Im Anhang, der auch ein reichhaltiges und nützliches Stellen-, Sach- und Personenregister aufweist, finden sich noch weitere Textstellen aus frühchristlicher Zeit, die nicht inhaltlich ausgewertet werden, da dies partiell schon im Haupttext erfolgt sei (172). Teilweise handelt es sich aber auch um zusätzliches Material, das sowohl in seiner Originalsprache als auch in Übersetzung abgedruckt wird und inhaltlich insbesondere die Thematik des Altersbeweises berührt.
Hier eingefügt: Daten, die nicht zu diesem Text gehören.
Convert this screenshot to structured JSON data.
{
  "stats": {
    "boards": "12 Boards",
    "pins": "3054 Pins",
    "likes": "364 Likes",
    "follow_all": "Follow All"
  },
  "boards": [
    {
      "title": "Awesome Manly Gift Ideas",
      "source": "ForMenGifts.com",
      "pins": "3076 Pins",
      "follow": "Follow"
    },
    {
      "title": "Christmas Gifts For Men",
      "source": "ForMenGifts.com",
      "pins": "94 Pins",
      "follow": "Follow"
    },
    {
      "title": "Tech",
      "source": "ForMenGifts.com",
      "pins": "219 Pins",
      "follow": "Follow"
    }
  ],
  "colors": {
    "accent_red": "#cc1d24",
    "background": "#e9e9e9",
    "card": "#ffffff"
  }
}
Resümierend lässt sich über die beiden Bände sagen, dass sie das Bild der Umformung von der paganen zur christlichen Kultur durch eine philologisch versierte Untersuchung schärfen. Die daraus gezogenen Schlüsse in Bezug auf den Wahrheitsanspruch des Christentums, die an vielen Stellen nicht zweifelsfrei auf die Vergangenheit zu beziehen sind, sondern von einer exklusivistischen Perspektive des Autors zeugen, erscheinen auch vor dem Hintergrund eines Missionsgedankens aus heutiger Sicht problematisch.